Anti-Putin Yakut Shaman Transferred To Less Restrictive Psychiatric Clinic

USSURIISK, Russia -- A court in Russia's Far East has decided to transfer to a less restrictive psychiatric clinic a Yakut shaman who became known across the country for his attempts to march to Moscow to drive President Vladimir Putin out of the Kremlin.

Aleksandr Gabyshev's lawyer, Aleksei Pryanishnikov, said on June 26 that the Ussuriisk district court decided to transfer the shaman to "a psychiatric clinic of a general type."

Pryanishnikov expressed hope that his client will stop being forcibly treated with haloperidol -- an antipsychotic medication used in the treatment of schizophrenia and related illnesses.

Gabyshev, who has been stopped several times by the Russian authorities since 2019 when he tried to march from his native Siberian region of Yakutia to Moscow with the stated goal of driving Putin out of office, was sent to a psychiatric clinic against his will in July 2021, after a court found him "mentally unfit."

During the hearing, the court accused him of committing a "violent act against a police officer" when he was being forcibly removed from his home to be taken to a psychiatric clinic in late-January 2021.

The ruling was challenged by Gabyshev's lawyers and supporters who say his detention is an attempt to silence dissent.

Gabyshev first made headlines in March 2019 when he called Putin "evil" and announced that he had started a march to Moscow to drive the Russian president out of office.

He then walked more than 2,000 kilometers, speaking with hundreds of Russians along the way.
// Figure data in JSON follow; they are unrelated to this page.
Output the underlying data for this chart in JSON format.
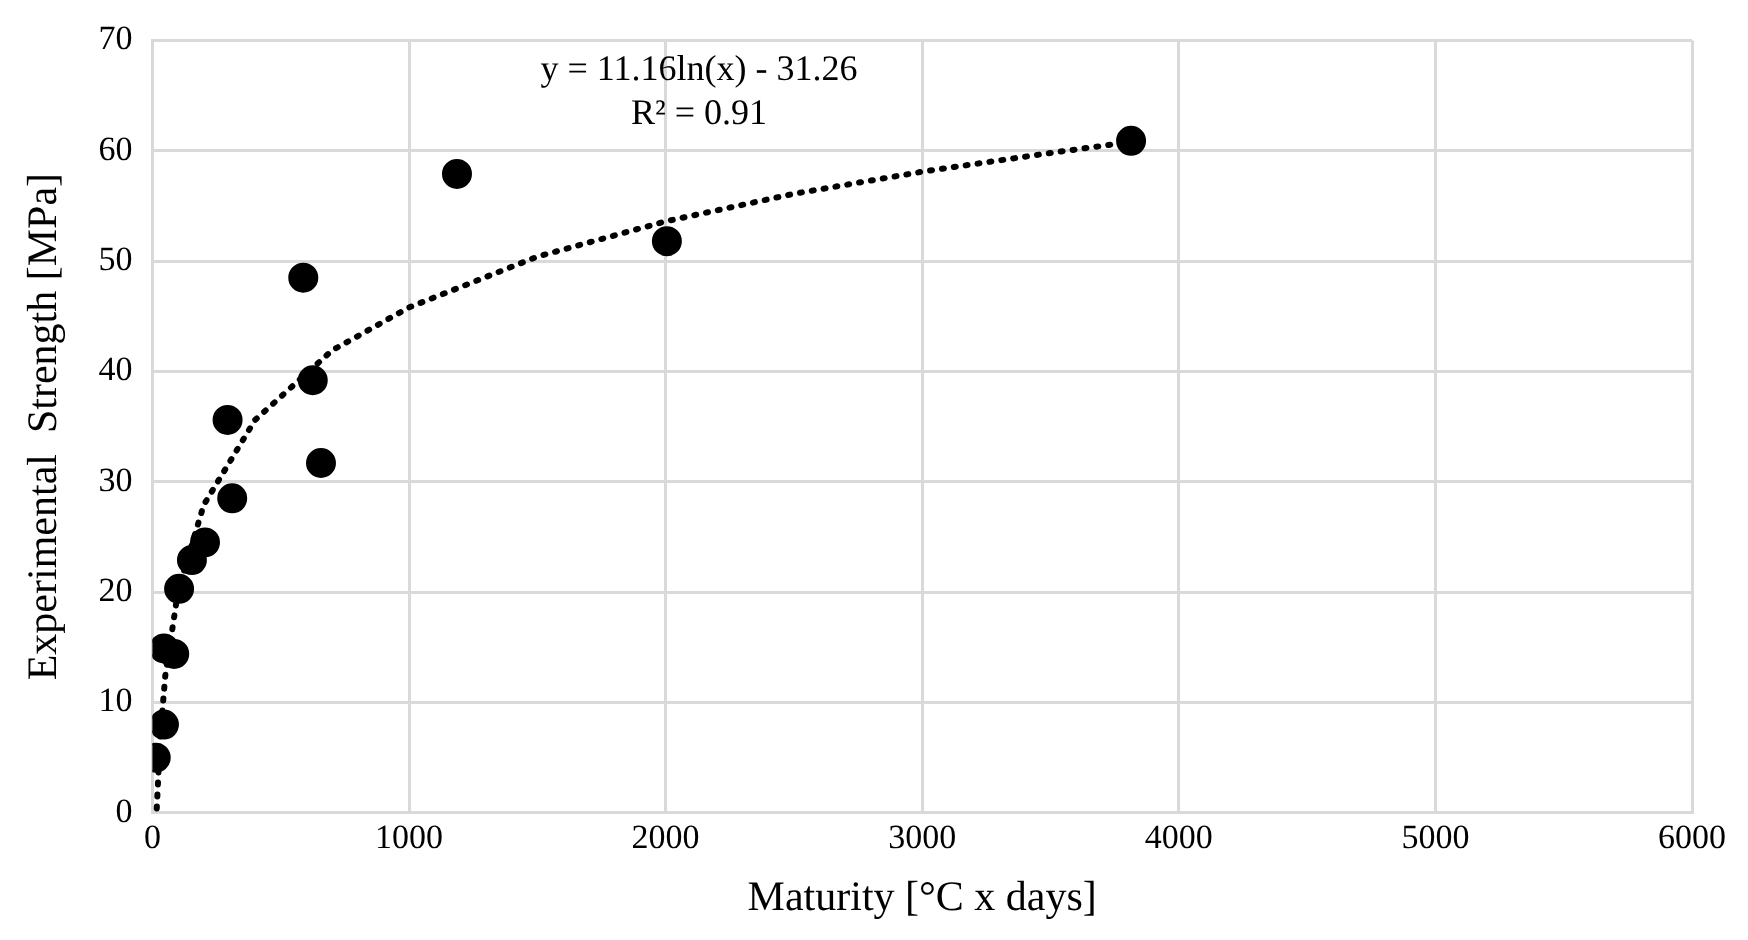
{
  "chart_data": {
    "type": "scatter",
    "xlabel": "Maturity [°C x days]",
    "ylabel": "Experimental  Strength [MPa]",
    "annotations": [
      "y = 11.16ln(x) - 31.26",
      "R² = 0.91"
    ],
    "series": [
      {
        "type": "scatter",
        "color": "#000000",
        "marker": "circle",
        "x": [
          13,
          45,
          45,
          85,
          104,
          154,
          205,
          293,
          311,
          588,
          625,
          657,
          1187,
          2005,
          3814
        ],
        "values": [
          5.0,
          8.0,
          14.9,
          14.4,
          20.3,
          22.9,
          24.5,
          35.6,
          28.5,
          48.5,
          39.2,
          31.7,
          57.9,
          51.8,
          60.9
        ]
      },
      {
        "type": "line",
        "color": "#000000",
        "marker": "none",
        "line_style": "dotted",
        "x": [
          17,
          30,
          50,
          100,
          200,
          400,
          700,
          1000,
          1500,
          2000,
          2500,
          3000,
          3500,
          3814
        ],
        "values": [
          0.4,
          6.7,
          12.4,
          20.1,
          27.9,
          35.6,
          41.9,
          45.8,
          50.4,
          53.6,
          56.1,
          58.1,
          59.8,
          60.8
        ]
      }
    ],
    "xlim": [
      0,
      6000
    ],
    "xticks": [
      0,
      1000,
      2000,
      3000,
      4000,
      5000,
      6000
    ],
    "ylim": [
      0,
      70
    ],
    "yticks": [
      0,
      10,
      20,
      30,
      40,
      50,
      60,
      70
    ],
    "grid": true,
    "legend": false
  }
}
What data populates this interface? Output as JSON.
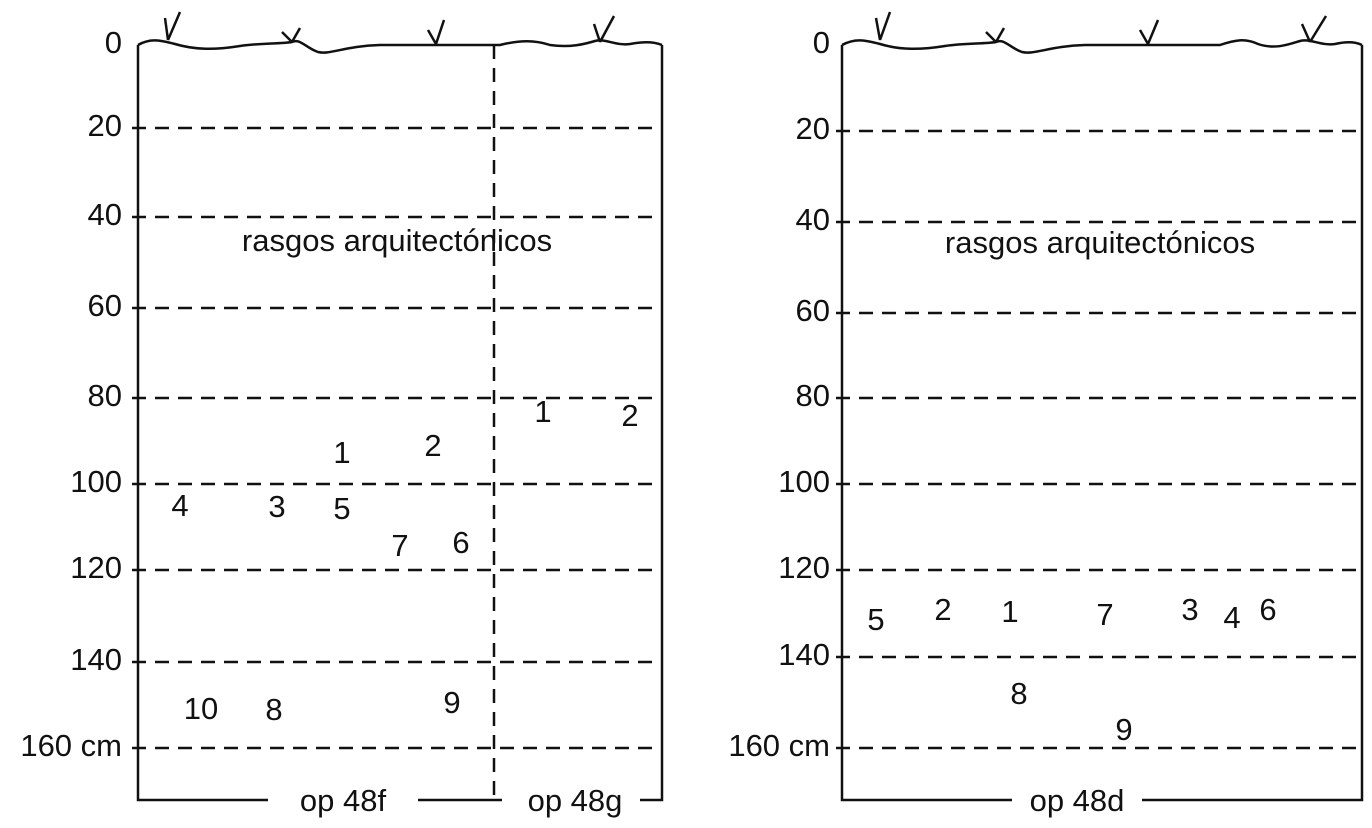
{
  "panels": [
    {
      "depth_labels": [
        "0",
        "20",
        "40",
        "60",
        "80",
        "100",
        "120",
        "140",
        "160 cm"
      ],
      "feature_label": "rasgos arquitectónicos",
      "items": [
        "1",
        "2",
        "4",
        "3",
        "5",
        "7",
        "6",
        "10",
        "8",
        "9",
        "1",
        "2"
      ],
      "sections": [
        "op 48f",
        "op 48g"
      ]
    },
    {
      "depth_labels": [
        "0",
        "20",
        "40",
        "60",
        "80",
        "100",
        "120",
        "140",
        "160 cm"
      ],
      "feature_label": "rasgos arquitectónicos",
      "items": [
        "5",
        "2",
        "1",
        "7",
        "3",
        "4",
        "6",
        "8",
        "9"
      ],
      "sections": [
        "op 48d"
      ]
    }
  ]
}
As his notoriety rose, videos of his conversations with people were posted on social media and attracted millions of views.

In July that year, when Gabyshev reached the city of Chita, he led a 700-strong rally under the slogan "Russia without Putin."

At the time, Gabyshev said, "God told me that Putin is not human but a demon, and has ordered me to drive him out."

His march was first halted when he was detained in the region of Buryatia later and initially placed in a psychiatric clinic in Yakutia for several months against his will.

Shamans have served as healers and diviners in Siberia for centuries. During the Soviet era, the mystics were harshly repressed. But in isolated parts of Siberia, they are now regaining prominence.